Did you know opera singing, rather breathing, is related to healing or well-being of COVID-19 patients? Its appears so, as there have been several instances when professional singers provided breathing training to patients of long COVID, and significantly brought down their suffering. 

A recently published research in Lancet reported that a breathing programme using singing techniques can significantly improve the well-being of people suffering from long COVID, especially breathlessness. The first clinical trial of this creative approach has been reported in a Lancet paper. 

The programme has been developed by the ENO (English National Opera) combined with Imperial College, London, Healthcare NHS Trust. The programme was led by professional singers from ENO and mainly focused on breathing retraining by applying the techniques of opera singing. Importantly, it used lullabies as the musical starting point. The researchers claimed that interest or experience in singing was not a prerequisite. 

The trial incorporated 150 persons who had suffered breathlessness for an average period of 320 days since COVID symptoms started. The trial found that patients who took part in the programme experienced a reduction of around 10.48 points (out of 100) in breathlessness in comparison to those who were continuing with only the usual care. The point score was defined by the researchers and was used to quantify the impact. Along with this, the researchers also found a 2.42-point improvement in the mental wellness of the long COVID participants.

The lead author of the study, Dr. Keir Philip, a clinical research fellow at the National Heart and Lung Institute of Imperial College, commenting on the findings of the trial said: “ Our study suggests that the improvements in symptoms experienced by participants, resulted from both practical breathing techniques learnt.
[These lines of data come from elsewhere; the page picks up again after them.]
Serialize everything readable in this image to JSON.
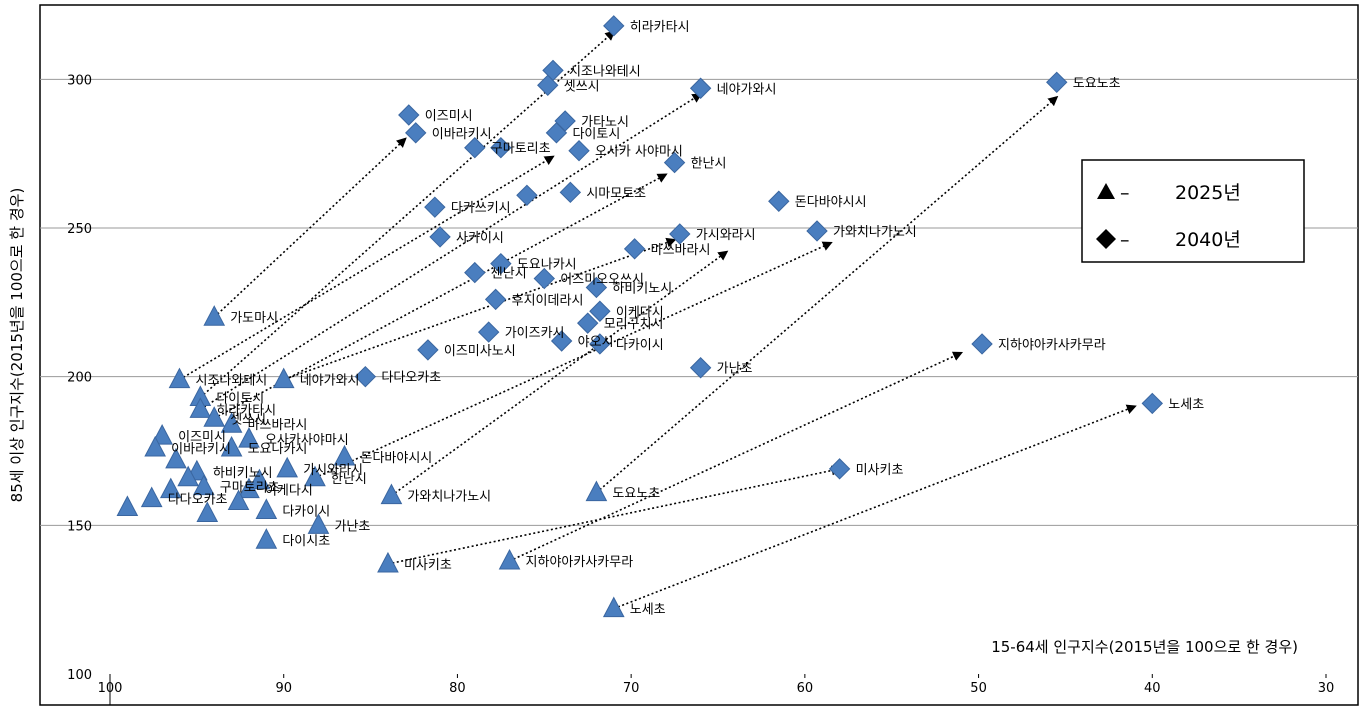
{
  "chart_data": {
    "type": "scatter",
    "xlabel": "15-64세 인구지수(2015년을 100으로 한 경우)",
    "ylabel": "85세 이상 인구지수(2015년을 100으로 한 경우)",
    "xlim": [
      100,
      30
    ],
    "ylim": [
      100,
      325
    ],
    "x_ticks": [
      100,
      90,
      80,
      70,
      60,
      50,
      40,
      30
    ],
    "y_ticks": [
      100,
      150,
      200,
      250,
      300
    ],
    "grid": "horizontal",
    "legend_position": "right",
    "legend": [
      {
        "marker": "triangle",
        "label": "2025년",
        "dash": "–"
      },
      {
        "marker": "diamond",
        "label": "2040년",
        "dash": "–"
      }
    ],
    "colors": {
      "marker": "#4a7ebf",
      "marker_edge": "#3a66a0",
      "grid": "#9a9a9a",
      "arrow": "#000000"
    },
    "series": [
      {
        "name": "2025년",
        "marker": "triangle",
        "points": [
          {
            "label": "가도마시",
            "x": 94.0,
            "y": 220
          },
          {
            "label": "시조나와테시",
            "x": 96.0,
            "y": 199
          },
          {
            "label": "네야가와시",
            "x": 90.0,
            "y": 199
          },
          {
            "label": "다이토시",
            "x": 94.8,
            "y": 193
          },
          {
            "label": "히라카타시",
            "x": 94.8,
            "y": 189
          },
          {
            "label": "셋쓰시",
            "x": 94.0,
            "y": 186
          },
          {
            "label": "이즈미시",
            "x": 97.0,
            "y": 180
          },
          {
            "label": "이바라키시",
            "x": 97.4,
            "y": 176
          },
          {
            "label": "마쓰바라시",
            "x": 93.0,
            "y": 184
          },
          {
            "label": "오사카사야마시",
            "x": 92.0,
            "y": 179
          },
          {
            "label": "도요나카시",
            "x": 93.0,
            "y": 176
          },
          {
            "label": "가시와라시",
            "x": 89.8,
            "y": 169
          },
          {
            "label": "하비키노시",
            "x": 95.0,
            "y": 168
          },
          {
            "label": "한난시",
            "x": 88.2,
            "y": 166
          },
          {
            "label": "돈다바야시시",
            "x": 86.5,
            "y": 173
          },
          {
            "label": "구마토리초",
            "x": 94.6,
            "y": 163
          },
          {
            "label": "이케다시",
            "x": 92.0,
            "y": 162
          },
          {
            "label": "다다오카초",
            "x": 97.6,
            "y": 159
          },
          {
            "label": "가와치나가노시",
            "x": 83.8,
            "y": 160
          },
          {
            "label": "도요노초",
            "x": 72.0,
            "y": 161
          },
          {
            "label": "다카이시",
            "x": 91.0,
            "y": 155
          },
          {
            "label": "다이시초",
            "x": 91.0,
            "y": 145
          },
          {
            "label": "가난초",
            "x": 88.0,
            "y": 150
          },
          {
            "label": "미사키초",
            "x": 84.0,
            "y": 137
          },
          {
            "label": "지하야아카사카무라",
            "x": 77.0,
            "y": 138
          },
          {
            "label": "노세초",
            "x": 71.0,
            "y": 122
          },
          {
            "label": "",
            "x": 99.0,
            "y": 156
          },
          {
            "label": "",
            "x": 94.4,
            "y": 154
          },
          {
            "label": "",
            "x": 96.5,
            "y": 162
          },
          {
            "label": "",
            "x": 96.2,
            "y": 172
          },
          {
            "label": "",
            "x": 95.5,
            "y": 166
          },
          {
            "label": "",
            "x": 92.6,
            "y": 158
          },
          {
            "label": "",
            "x": 91.4,
            "y": 165
          }
        ]
      },
      {
        "name": "2040년",
        "marker": "diamond",
        "points": [
          {
            "label": "히라카타시",
            "x": 71.0,
            "y": 318
          },
          {
            "label": "시조나와테시",
            "x": 74.5,
            "y": 303
          },
          {
            "label": "셋쓰시",
            "x": 74.8,
            "y": 298
          },
          {
            "label": "네야가와시",
            "x": 66.0,
            "y": 297
          },
          {
            "label": "도요노초",
            "x": 45.5,
            "y": 299
          },
          {
            "label": "이즈미시",
            "x": 82.8,
            "y": 288
          },
          {
            "label": "가타노시",
            "x": 73.8,
            "y": 286
          },
          {
            "label": "다이토시",
            "x": 74.3,
            "y": 282
          },
          {
            "label": "이바라키시",
            "x": 82.4,
            "y": 282
          },
          {
            "label": "다카쓰키시",
            "x": 81.3,
            "y": 257
          },
          {
            "label": "구마토리초",
            "x": 79.0,
            "y": 277
          },
          {
            "label": "",
            "x": 77.5,
            "y": 277
          },
          {
            "label": "오사카 사야마시",
            "x": 73.0,
            "y": 276
          },
          {
            "label": "한난시",
            "x": 67.5,
            "y": 272
          },
          {
            "label": "시마모토초",
            "x": 73.5,
            "y": 262
          },
          {
            "label": "",
            "x": 76.0,
            "y": 261
          },
          {
            "label": "돈다바야시시",
            "x": 61.5,
            "y": 259
          },
          {
            "label": "가와치나가노시",
            "x": 59.3,
            "y": 249
          },
          {
            "label": "가시와라시",
            "x": 67.2,
            "y": 248
          },
          {
            "label": "사카이시",
            "x": 81.0,
            "y": 247
          },
          {
            "label": "마쓰바라시",
            "x": 69.8,
            "y": 243
          },
          {
            "label": "도요나카시",
            "x": 77.5,
            "y": 238
          },
          {
            "label": "센난시",
            "x": 79.0,
            "y": 235
          },
          {
            "label": "이즈미오오쓰시",
            "x": 75.0,
            "y": 233
          },
          {
            "label": "하비키노시",
            "x": 72.0,
            "y": 230
          },
          {
            "label": "후지이데라시",
            "x": 77.8,
            "y": 226
          },
          {
            "label": "이케다시",
            "x": 71.8,
            "y": 222
          },
          {
            "label": "모리구치시",
            "x": 72.5,
            "y": 218
          },
          {
            "label": "가이즈카시",
            "x": 78.2,
            "y": 215
          },
          {
            "label": "야오시",
            "x": 74.0,
            "y": 212
          },
          {
            "label": "다카이시",
            "x": 71.8,
            "y": 211
          },
          {
            "label": "이즈미사노시",
            "x": 81.7,
            "y": 209
          },
          {
            "label": "다다오카초",
            "x": 85.3,
            "y": 200
          },
          {
            "label": "가난초",
            "x": 66.0,
            "y": 203
          },
          {
            "label": "지하야아카사카무라",
            "x": 49.8,
            "y": 211
          },
          {
            "label": "노세초",
            "x": 40.0,
            "y": 191
          },
          {
            "label": "미사키초",
            "x": 58.0,
            "y": 169
          }
        ]
      }
    ],
    "arrows": [
      {
        "from": [
          94.0,
          220
        ],
        "to": [
          83.0,
          280
        ]
      },
      {
        "from": [
          96.0,
          199
        ],
        "to": [
          74.5,
          274
        ]
      },
      {
        "from": [
          94.8,
          193
        ],
        "to": [
          71.0,
          316
        ]
      },
      {
        "from": [
          94.8,
          189
        ],
        "to": [
          66.0,
          295
        ]
      },
      {
        "from": [
          94.0,
          186
        ],
        "to": [
          68.0,
          268
        ]
      },
      {
        "from": [
          90.0,
          199
        ],
        "to": [
          67.5,
          246
        ]
      },
      {
        "from": [
          88.2,
          166
        ],
        "to": [
          58.5,
          245
        ]
      },
      {
        "from": [
          83.8,
          160
        ],
        "to": [
          64.5,
          242
        ]
      },
      {
        "from": [
          72.0,
          161
        ],
        "to": [
          45.5,
          294
        ]
      },
      {
        "from": [
          84.0,
          137
        ],
        "to": [
          58.0,
          169
        ]
      },
      {
        "from": [
          77.0,
          138
        ],
        "to": [
          51.0,
          208
        ]
      },
      {
        "from": [
          71.0,
          122
        ],
        "to": [
          41.0,
          190
        ]
      }
    ]
  }
}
It suggests that arts-in-health interventions can be effective tools for carefully selected participants, especially when successfully integrated with clinical services.”

The ENO breathe programme involved doctors from Imperial College Healthcare NHS Trust and aims at improving the wellbeing of patients who have been experiencing persistent breathlessness due to long-COVID. The programme is free for people residing in London and elsewhere in England since September 2020.

The entire programme spans six weeks and is delivered online. It starts with a one-to-one session followed by a once-weekly group session along with other online resources throughout the programme. Reportedly, over 1,000 people have accessed it online so far.

The researcher also found that participants who attended all the sessions saw improvement in a broad range of respiratory problems along with anxiety and also saw an overall improvement in quality of life.

Around 40% of the participants attending all the sessions achieved a 5 point improvement in the mental component in comparison to 17% of those who received the usual care.

Explaining the importance of a social programme to show its impact on clinical paradigms, James Sanderson, chief executive of NASP (National Academy for Social Prescribing), commented :“ It is exciting to see clinical evidence published which demonstrates the effectiveness of a social prescribing programme--ENO’s ‘Breathe’ classes are improving the lives of hundreds of people living with long COVID.”

The study divided the participants into two groups—one contained 74 people who took part in the six-week ENO programme and the other consisting of 76 people as control group who were on their usual care. However, after six weeks the control group were also offered to take part in the ENO programme.